I first got chatting to her at a Blue Sky support meeting one time, we had a few laughs - foster carers share a lot of dark (and light) humour - and swapped phone numbers.
I probably only see her half a dozen times a year at meetings and training sessions, although not long ago she and her new man, a lovely person called Terry, came round to ours for a curry. Long story short they ended up getting a cab home and coming back in the morning for their car. I hadn't laughed so much for a long time, all about fostering.

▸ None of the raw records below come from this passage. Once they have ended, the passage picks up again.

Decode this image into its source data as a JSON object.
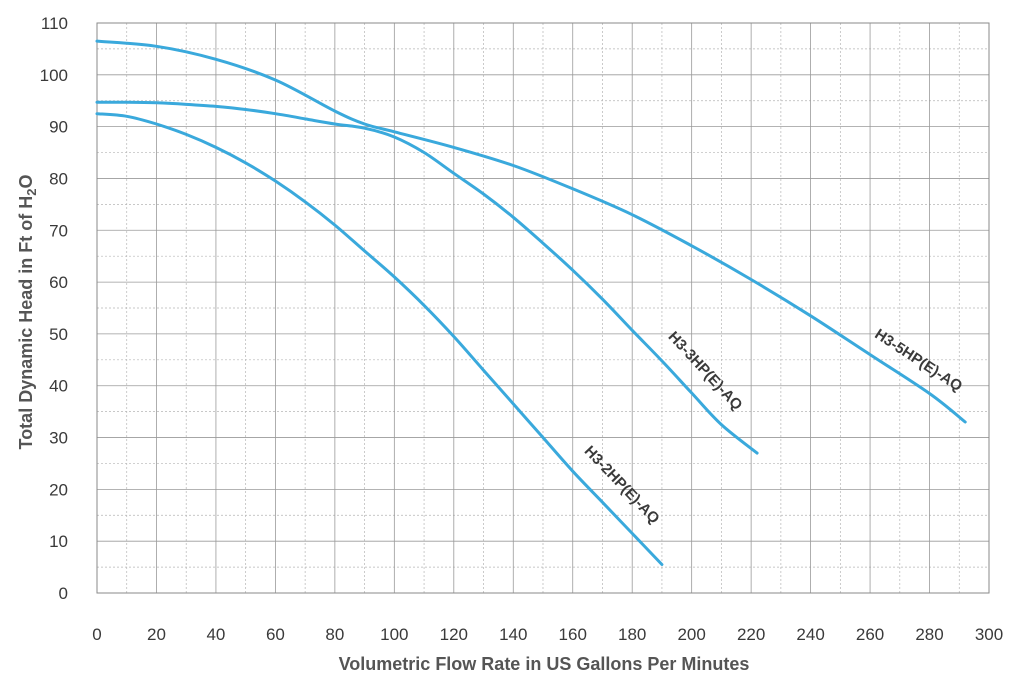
{
  "chart_data": {
    "type": "line",
    "xlabel": "Volumetric Flow Rate in US Gallons Per Minutes",
    "ylabel": "Total Dynamic Head in Ft of H2O",
    "xlim": [
      0,
      300
    ],
    "ylim": [
      0,
      110
    ],
    "x_ticks": [
      0,
      20,
      40,
      60,
      80,
      100,
      120,
      140,
      160,
      180,
      200,
      220,
      240,
      260,
      280,
      300
    ],
    "y_ticks": [
      0,
      10,
      20,
      30,
      40,
      50,
      60,
      70,
      80,
      90,
      100,
      110
    ],
    "grid": true,
    "line_color": "#3aa9dc",
    "series": [
      {
        "name": "H3-2HP(E)-AQ",
        "x": [
          0,
          10,
          20,
          30,
          40,
          50,
          60,
          70,
          80,
          90,
          100,
          110,
          120,
          130,
          140,
          150,
          160,
          170,
          180,
          190
        ],
        "y": [
          92.5,
          92,
          90.5,
          88.5,
          86,
          83,
          79.5,
          75.5,
          71,
          66,
          61,
          55.5,
          49.5,
          43,
          36.5,
          30,
          23.5,
          17.5,
          11.5,
          5.5
        ]
      },
      {
        "name": "H3-3HP(E)-AQ",
        "x": [
          0,
          10,
          20,
          30,
          40,
          50,
          60,
          70,
          80,
          90,
          100,
          110,
          120,
          130,
          140,
          150,
          160,
          170,
          180,
          190,
          200,
          210,
          222
        ],
        "y": [
          94.7,
          94.7,
          94.6,
          94.3,
          93.9,
          93.3,
          92.5,
          91.5,
          90.5,
          89.7,
          88,
          85,
          81,
          77,
          72.5,
          67.5,
          62.3,
          56.7,
          50.7,
          44.8,
          38.6,
          32.5,
          27
        ]
      },
      {
        "name": "H3-5HP(E)-AQ",
        "x": [
          0,
          20,
          40,
          60,
          80,
          90,
          100,
          120,
          140,
          160,
          180,
          200,
          220,
          240,
          260,
          280,
          292
        ],
        "y": [
          106.5,
          105.5,
          103,
          99,
          93,
          90.5,
          89,
          86,
          82.5,
          78,
          73,
          67,
          60.5,
          53.5,
          46,
          38.5,
          33
        ]
      }
    ]
  }
}
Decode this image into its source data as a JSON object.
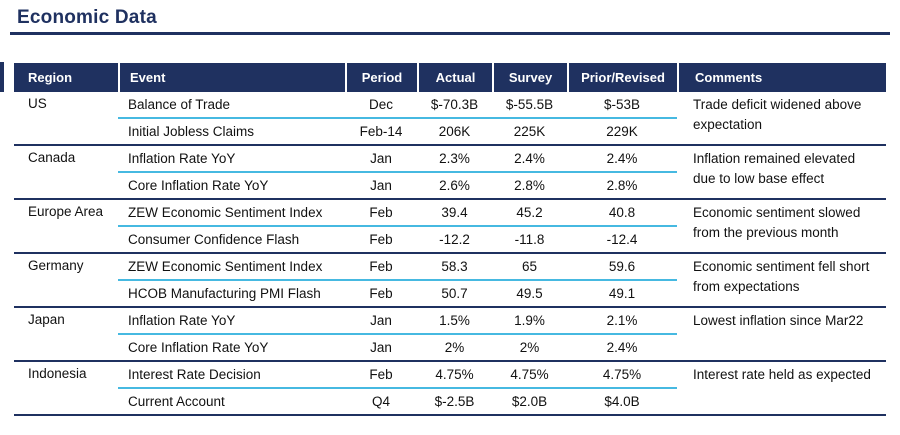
{
  "page": {
    "title": "Economic Data"
  },
  "colors": {
    "navy": "#1F3160",
    "row_separator_blue": "#46B9E1",
    "header_text": "#FFFFFF",
    "body_text": "#111111"
  },
  "table": {
    "headers": [
      "Region",
      "Event",
      "Period",
      "Actual",
      "Survey",
      "Prior/Revised",
      "Comments"
    ],
    "regions": [
      {
        "region": "US",
        "comment": "Trade deficit widened above expectation",
        "rows": [
          {
            "event": "Balance of Trade",
            "period": "Dec",
            "actual": "$-70.3B",
            "survey": "$-55.5B",
            "prior": "$-53B"
          },
          {
            "event": "Initial Jobless Claims",
            "period": "Feb-14",
            "actual": "206K",
            "survey": "225K",
            "prior": "229K"
          }
        ]
      },
      {
        "region": "Canada",
        "comment": "Inflation remained elevated due to low base effect",
        "rows": [
          {
            "event": "Inflation Rate YoY",
            "period": "Jan",
            "actual": "2.3%",
            "survey": "2.4%",
            "prior": "2.4%"
          },
          {
            "event": "Core Inflation Rate YoY",
            "period": "Jan",
            "actual": "2.6%",
            "survey": "2.8%",
            "prior": "2.8%"
          }
        ]
      },
      {
        "region": "Europe Area",
        "comment": "Economic sentiment slowed from the previous month",
        "rows": [
          {
            "event": "ZEW Economic Sentiment Index",
            "period": "Feb",
            "actual": "39.4",
            "survey": "45.2",
            "prior": "40.8"
          },
          {
            "event": "Consumer Confidence Flash",
            "period": "Feb",
            "actual": "-12.2",
            "survey": "-11.8",
            "prior": "-12.4"
          }
        ]
      },
      {
        "region": "Germany",
        "comment": "Economic sentiment fell short from expectations",
        "rows": [
          {
            "event": "ZEW Economic Sentiment Index",
            "period": "Feb",
            "actual": "58.3",
            "survey": "65",
            "prior": "59.6"
          },
          {
            "event": "HCOB Manufacturing PMI Flash",
            "period": "Feb",
            "actual": "50.7",
            "survey": "49.5",
            "prior": "49.1"
          }
        ]
      },
      {
        "region": "Japan",
        "comment": "Lowest inflation since Mar22",
        "rows": [
          {
            "event": "Inflation Rate YoY",
            "period": "Jan",
            "actual": "1.5%",
            "survey": "1.9%",
            "prior": "2.1%"
          },
          {
            "event": "Core Inflation Rate YoY",
            "period": "Jan",
            "actual": "2%",
            "survey": "2%",
            "prior": "2.4%"
          }
        ]
      },
      {
        "region": "Indonesia",
        "comment": "Interest rate held as expected",
        "rows": [
          {
            "event": "Interest Rate Decision",
            "period": "Feb",
            "actual": "4.75%",
            "survey": "4.75%",
            "prior": "4.75%"
          },
          {
            "event": "Current Account",
            "period": "Q4",
            "actual": "$-2.5B",
            "survey": "$2.0B",
            "prior": "$4.0B"
          }
        ]
      }
    ]
  }
}
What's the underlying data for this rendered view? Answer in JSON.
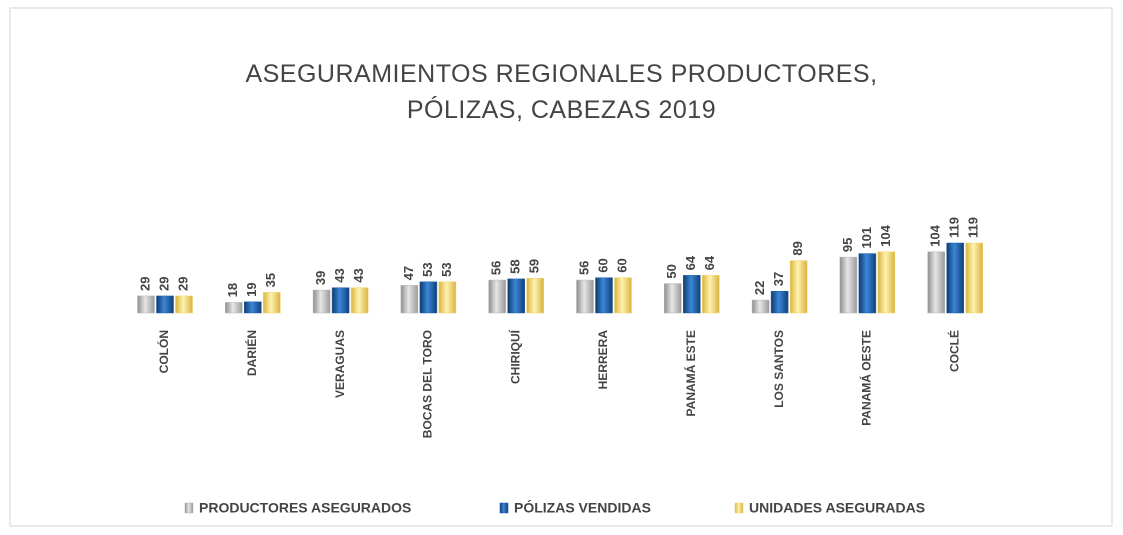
{
  "chart_data": {
    "type": "bar",
    "title": "ASEGURAMIENTOS REGIONALES PRODUCTORES, PÓLIZAS, CABEZAS  2019",
    "categories": [
      "COLÓN",
      "DARIÉN",
      "VERAGUAS",
      "BOCAS DEL TORO",
      "CHIRIQUÍ",
      "HERRERA",
      "PANAMÁ ESTE",
      "LOS SANTOS",
      "PANAMÁ OESTE",
      "COCLÉ"
    ],
    "series": [
      {
        "name": "PRODUCTORES ASEGURADOS",
        "color": "#b4b4b4",
        "values": [
          29,
          18,
          39,
          47,
          56,
          56,
          50,
          22,
          95,
          104
        ]
      },
      {
        "name": "PÓLIZAS VENDIDAS",
        "color": "#1f5fa8",
        "values": [
          29,
          19,
          43,
          53,
          58,
          60,
          64,
          37,
          101,
          119
        ]
      },
      {
        "name": "UNIDADES ASEGURADAS",
        "color": "#f2d165",
        "values": [
          29,
          35,
          43,
          53,
          59,
          60,
          64,
          89,
          104,
          119
        ]
      }
    ],
    "legend": "bottom"
  }
}
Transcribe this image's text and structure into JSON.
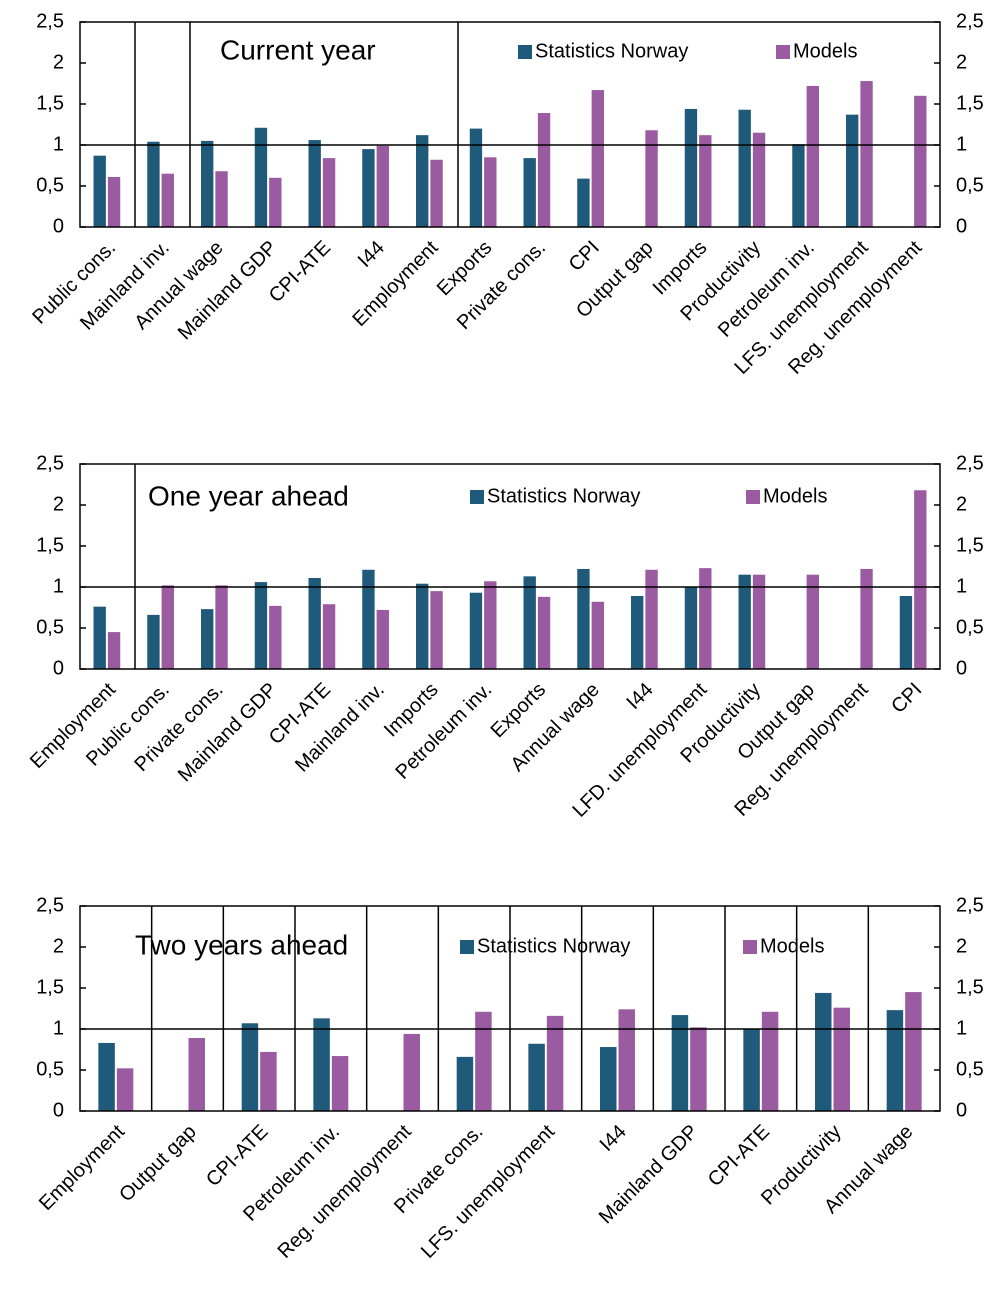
{
  "chart_data": [
    {
      "type": "bar",
      "title": "Current year",
      "categories": [
        "Public cons.",
        "Mainland inv.",
        "Annual wage",
        "Mainland GDP",
        "CPI-ATE",
        "I44",
        "Employment",
        "Exports",
        "Private cons.",
        "CPI",
        "Output gap",
        "Imports",
        "Productivity",
        "Petroleum inv.",
        "LFS. unemployment",
        "Reg. unemployment"
      ],
      "series": [
        {
          "name": "Statistics Norway",
          "color": "#1f5a7a",
          "values": [
            0.87,
            1.04,
            1.05,
            1.21,
            1.06,
            0.95,
            1.12,
            1.2,
            0.84,
            0.59,
            null,
            1.44,
            1.43,
            1.01,
            1.37,
            null
          ]
        },
        {
          "name": "Models",
          "color": "#9b5ba0",
          "values": [
            0.61,
            0.65,
            0.68,
            0.6,
            0.84,
            0.99,
            0.82,
            0.85,
            1.39,
            1.67,
            1.18,
            1.12,
            1.15,
            1.72,
            1.78,
            1.6
          ]
        }
      ],
      "ylim": [
        0,
        2.5
      ],
      "yticks": [
        0,
        {
          "value": 0.5,
          "label": "0,5"
        },
        1,
        {
          "value": 1.5,
          "label": "1,5"
        },
        2,
        {
          "value": 2.5,
          "label": "2,5"
        }
      ],
      "y2lim": [
        0,
        2.5
      ],
      "y2ticks": [
        0,
        {
          "value": 0.5,
          "label": "0,5"
        },
        1,
        {
          "value": 1.5,
          "label": "1,5"
        },
        2,
        {
          "value": 2.5,
          "label": "2,5"
        }
      ],
      "reference_line": 1,
      "grid": false
    },
    {
      "type": "bar",
      "title": "One year ahead",
      "categories": [
        "Employment",
        "Public cons.",
        "Private cons.",
        "Mainland GDP",
        "CPI-ATE",
        "Mainland inv.",
        "Imports",
        "Petroleum inv.",
        "Exports",
        "Annual wage",
        "I44",
        "LFD. unemployment",
        "Productivity",
        "Output gap",
        "Reg. unemployment",
        "CPI"
      ],
      "series": [
        {
          "name": "Statistics Norway",
          "color": "#1f5a7a",
          "values": [
            0.76,
            0.66,
            0.73,
            1.06,
            1.11,
            1.21,
            1.04,
            0.93,
            1.13,
            1.22,
            0.89,
            1.0,
            1.15,
            null,
            null,
            0.89
          ]
        },
        {
          "name": "Models",
          "color": "#9b5ba0",
          "values": [
            0.45,
            1.02,
            1.02,
            0.77,
            0.79,
            0.72,
            0.95,
            1.07,
            0.88,
            0.82,
            1.21,
            1.23,
            1.15,
            1.15,
            1.22,
            2.18
          ]
        }
      ],
      "ylim": [
        0,
        2.5
      ],
      "yticks": [
        0,
        {
          "value": 0.5,
          "label": "0,5"
        },
        1,
        {
          "value": 1.5,
          "label": "1,5"
        },
        2,
        {
          "value": 2.5,
          "label": "2,5"
        }
      ],
      "y2lim": [
        0,
        2.5
      ],
      "y2ticks": [
        0,
        {
          "value": 0.5,
          "label": "0,5"
        },
        1,
        {
          "value": 1.5,
          "label": "1,5"
        },
        2,
        {
          "value": 2.5,
          "label": "2,5"
        }
      ],
      "reference_line": 1,
      "grid": false
    },
    {
      "type": "bar",
      "title": "Two years ahead",
      "categories": [
        "Employment",
        "Output gap",
        "CPI-ATE",
        "Petroleum inv.",
        "Reg. unemployment",
        "Private cons.",
        "LFS. unemployment",
        "I44",
        "Mainland GDP",
        "CPI-ATE",
        "Productivity",
        "Annual wage"
      ],
      "series": [
        {
          "name": "Statistics Norway",
          "color": "#1f5a7a",
          "values": [
            0.83,
            null,
            1.07,
            1.13,
            null,
            0.66,
            0.82,
            0.78,
            1.17,
            1.0,
            1.44,
            1.23
          ]
        },
        {
          "name": "Models",
          "color": "#9b5ba0",
          "values": [
            0.52,
            0.89,
            0.72,
            0.67,
            0.94,
            1.21,
            1.16,
            1.24,
            1.02,
            1.21,
            1.26,
            1.45
          ]
        }
      ],
      "ylim": [
        0,
        2.5
      ],
      "yticks": [
        0,
        {
          "value": 0.5,
          "label": "0,5"
        },
        1,
        {
          "value": 1.5,
          "label": "1,5"
        },
        2,
        {
          "value": 2.5,
          "label": "2,5"
        }
      ],
      "y2lim": [
        0,
        2.5
      ],
      "y2ticks": [
        0,
        {
          "value": 0.5,
          "label": "0,5"
        },
        1,
        {
          "value": 1.5,
          "label": "1,5"
        },
        2,
        {
          "value": 2.5,
          "label": "2,5"
        }
      ],
      "reference_line": 1,
      "grid": false,
      "category_separators": true
    }
  ]
}
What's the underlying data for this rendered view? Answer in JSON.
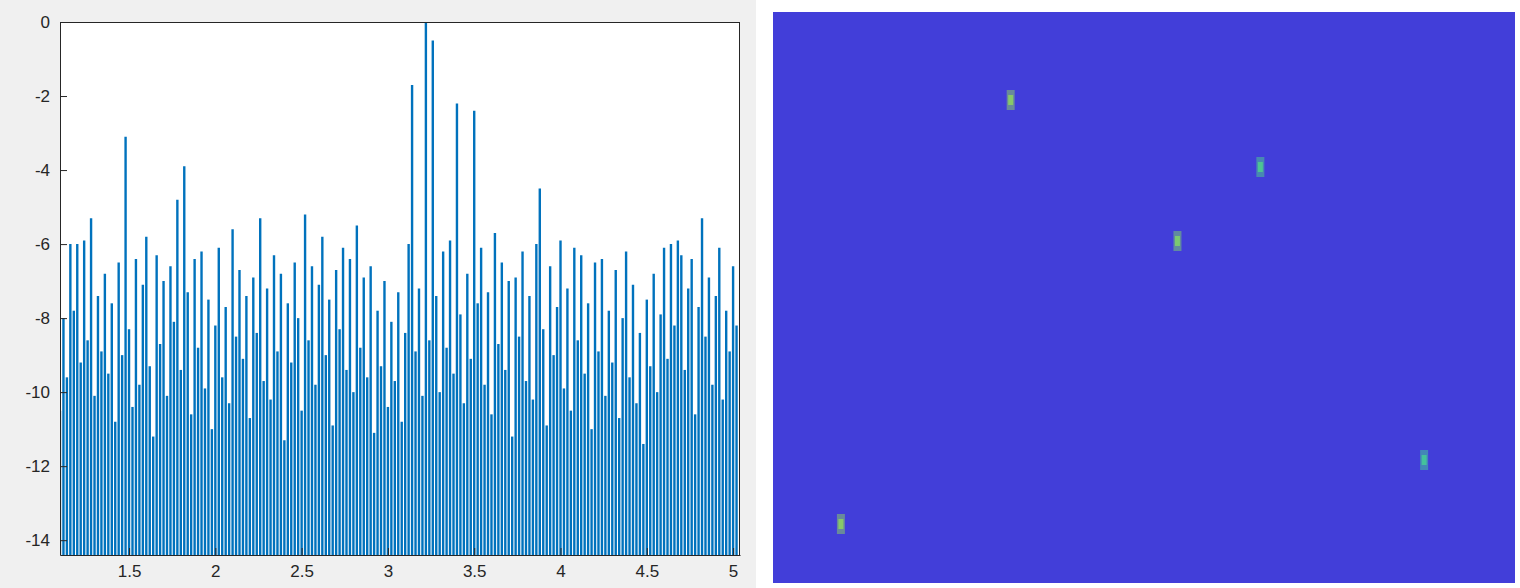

So Dawn texted me the morning after New Year's Eve and asked me to call her, so I did.
This is what she told me;
She and Terry (BTW he's been DBS-checked etc) are caring for a slightly frail and frightened 16 year old lad whose family has broken up badly. His dad is serving time for a repeat crime of no little violence. His mum is a chronic alcoholic and drug addict. The dad's crime was committed against the mum, the lad was in the house while it was happening.
Dawn told me the foster lad had contact meetings with his mum, usually at a MacDonalds, but that Dawn and Terry had never met her.
Now, Dawn and Terry love a family party. They don't go mad, but they both have large extended families plus friends who have boyfriends and girlfriends. So when they threw a New Year's party their house began to fill up from about 8.00pm and the guests all grouped up like guests do.
As for their foster lad; they'd discussed his attendance at the party with his Social Worker. It was agreed he should be able to circulate if he wanted to, maybe have a small bottle of beer, but he must feel free to retreat to his room if he needed to.
The place was throbbing by about 9.30pm, Dawn and Terry were making sure everyone was happy and also keeping tabs on their foster lad.
The lad was glowing! He moved easily around the party, hooked up with some of the guests who were about his generation, and seemed somehow at peace with everything.
About 11.00 Terry collared Dawn and asked her; "Is that woman one of yours?"
Dawn replied "I think I know who you mean. I thought she was one of yours."
They'd both noticed a youngish woman who seemed on her own. Terry had seen her smoke a roll-up in the garden - alone - and Dawn had noticed that she never held a glass of anything.
The woman looked a little nervous, had a piercing on her lip and some tattoos; no big deal, but none of the other guests did, at least not in the way she did.
Terry and Dawn agreed to keep a friendly eye on her.
At midnight it gets really interesting.
The countdown begins and everyone is crammed into the room with the TV. Everyone. Even the mystery loner. And the foster lad.
In fact the two of them are side by side. Then.. it's midnight! A New Year begins! Everyone's hugging in that vague hopeful way, the moment a strange combination of the celebration of life and a baptismal marking of the end of what's gone before and the beginning of new beginnings.
Then, suddenly, the foster lad is singing. Singing Auld Lang Syne. His arms crossed with the mystery woman.
By this time Dawn and Terry have worked it out - or at least they think they have. They don't know for sure, and won't be sure even when they tell their Blue Sky Social Worker.
They're pretty sure the lad's mum did a quiet gatecrash and stayed sober just to be with her son on New Year's Eve. Probably feared that if she'd asked permission there'd be a bunch of paperwork and maybe a refusal. I doubt she'd have been told no, but scared people are cautious. So she and her son cooked up a scheme. Good for them. And good for Dawn and Terry for their vigilant but discreet monitoring.
Oh dear, now I've had to take my glasses off because some tears have gathered at the bottom of the frames.
How wonderful it can be when through all the muck and mire that life can pile on people, LOVE comes up trumps.
And how wonderful is fostering that it gives us carers so many extra moments of joy.